A study released earlier this year indicates that nearly two-thirds of submarine fiber optic internet cables (which carry about 99% of international internet traffic) must fail to significantly impact Bitcoin.

Researchers found that the critical threshold for random cable failures lies between 0.72 and 0.92, meaning that 72% to 92% of "transnational" submarine cables must fail to cause more than 10% of network nodes to disconnect.
However, the Bitcoin network is more susceptible to targeted attacks at certain critical nodes of submarine cables, the researchers noted, with the effectiveness of such attacks being "orders of magnitude more significant," and the critical failure threshold being between 0.05 and 0.20.
Tor Routing Provides Greater Resilience
The study also found that Tor (The Onion Router) "creates a composite interference barrier," considering the current concentration of relay infrastructure in well-connected European countries.

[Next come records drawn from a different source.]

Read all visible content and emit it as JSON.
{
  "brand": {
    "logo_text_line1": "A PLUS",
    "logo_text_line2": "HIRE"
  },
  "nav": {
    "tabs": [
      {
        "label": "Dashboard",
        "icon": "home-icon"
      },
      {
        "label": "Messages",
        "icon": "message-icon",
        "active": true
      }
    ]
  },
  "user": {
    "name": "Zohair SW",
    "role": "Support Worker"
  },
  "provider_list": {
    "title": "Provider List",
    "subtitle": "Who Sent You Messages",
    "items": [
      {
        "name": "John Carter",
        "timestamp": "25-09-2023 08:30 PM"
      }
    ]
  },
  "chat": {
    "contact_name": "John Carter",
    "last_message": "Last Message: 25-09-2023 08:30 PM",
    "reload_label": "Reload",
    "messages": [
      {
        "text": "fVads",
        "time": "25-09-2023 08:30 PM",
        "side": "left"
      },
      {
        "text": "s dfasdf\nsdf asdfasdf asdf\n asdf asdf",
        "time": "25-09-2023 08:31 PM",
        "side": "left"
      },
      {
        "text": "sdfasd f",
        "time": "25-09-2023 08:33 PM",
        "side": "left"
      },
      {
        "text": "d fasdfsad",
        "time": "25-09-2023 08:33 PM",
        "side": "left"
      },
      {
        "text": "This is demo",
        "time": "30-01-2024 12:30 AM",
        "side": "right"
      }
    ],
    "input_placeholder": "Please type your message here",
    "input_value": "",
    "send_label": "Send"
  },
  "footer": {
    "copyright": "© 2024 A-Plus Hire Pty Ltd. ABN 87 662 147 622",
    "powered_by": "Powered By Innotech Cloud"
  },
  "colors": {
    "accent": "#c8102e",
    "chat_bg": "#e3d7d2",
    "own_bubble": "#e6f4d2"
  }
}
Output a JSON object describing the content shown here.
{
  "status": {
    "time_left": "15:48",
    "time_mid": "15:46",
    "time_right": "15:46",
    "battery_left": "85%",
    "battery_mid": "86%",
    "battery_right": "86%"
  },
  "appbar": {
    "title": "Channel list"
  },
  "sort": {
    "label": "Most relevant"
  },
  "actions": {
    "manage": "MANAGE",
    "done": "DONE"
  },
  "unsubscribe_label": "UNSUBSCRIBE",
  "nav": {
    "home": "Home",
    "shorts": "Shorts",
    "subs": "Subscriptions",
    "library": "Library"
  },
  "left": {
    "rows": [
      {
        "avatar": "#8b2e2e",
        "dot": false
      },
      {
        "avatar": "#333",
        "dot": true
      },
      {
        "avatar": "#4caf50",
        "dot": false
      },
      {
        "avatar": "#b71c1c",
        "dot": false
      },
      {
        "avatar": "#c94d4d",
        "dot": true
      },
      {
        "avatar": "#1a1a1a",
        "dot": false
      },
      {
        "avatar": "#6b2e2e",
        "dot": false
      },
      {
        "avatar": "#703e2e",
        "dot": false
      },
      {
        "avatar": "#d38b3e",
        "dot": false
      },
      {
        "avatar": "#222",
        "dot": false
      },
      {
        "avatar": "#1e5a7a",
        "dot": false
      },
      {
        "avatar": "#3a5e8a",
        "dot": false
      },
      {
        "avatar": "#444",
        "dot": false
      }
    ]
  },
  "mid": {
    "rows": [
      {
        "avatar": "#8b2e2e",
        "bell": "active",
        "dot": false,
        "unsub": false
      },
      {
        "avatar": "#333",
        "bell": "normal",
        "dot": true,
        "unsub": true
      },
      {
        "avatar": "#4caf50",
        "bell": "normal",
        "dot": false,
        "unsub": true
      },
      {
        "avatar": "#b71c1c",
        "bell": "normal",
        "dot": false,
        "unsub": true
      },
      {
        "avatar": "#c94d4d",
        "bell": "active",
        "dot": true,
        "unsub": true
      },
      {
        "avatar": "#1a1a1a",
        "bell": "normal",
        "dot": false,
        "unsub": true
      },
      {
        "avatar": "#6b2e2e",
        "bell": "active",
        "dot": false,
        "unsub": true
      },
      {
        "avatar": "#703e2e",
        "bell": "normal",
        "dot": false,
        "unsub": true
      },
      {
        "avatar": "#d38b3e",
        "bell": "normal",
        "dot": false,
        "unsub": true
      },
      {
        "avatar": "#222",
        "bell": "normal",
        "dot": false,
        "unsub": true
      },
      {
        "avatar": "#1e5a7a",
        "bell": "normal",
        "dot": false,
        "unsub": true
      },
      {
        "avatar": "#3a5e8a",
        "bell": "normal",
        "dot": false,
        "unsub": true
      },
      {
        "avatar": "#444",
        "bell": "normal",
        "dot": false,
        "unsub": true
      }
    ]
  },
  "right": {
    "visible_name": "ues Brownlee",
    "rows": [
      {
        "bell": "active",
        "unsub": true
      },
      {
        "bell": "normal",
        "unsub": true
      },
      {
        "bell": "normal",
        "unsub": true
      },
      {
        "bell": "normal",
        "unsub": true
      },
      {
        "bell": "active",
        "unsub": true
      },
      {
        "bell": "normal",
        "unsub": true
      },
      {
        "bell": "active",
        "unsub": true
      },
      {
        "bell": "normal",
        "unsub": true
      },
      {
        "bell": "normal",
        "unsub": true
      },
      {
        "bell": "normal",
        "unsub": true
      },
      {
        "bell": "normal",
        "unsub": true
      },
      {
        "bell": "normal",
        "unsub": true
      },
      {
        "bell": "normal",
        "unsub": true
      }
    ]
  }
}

"The adoption of Tor enhances resilience in the current relay geographic environment rather than introducing potential vulnerabilities," the study noted.
This is because Tor relay infrastructure is primarily concentrated in countries like Germany, France, and the Netherlands, which have extensive and redundant submarine cable connections, making cable failures rarely affect relay capacity.

There is almost no correlation between cable incidents and Bitcoin prices.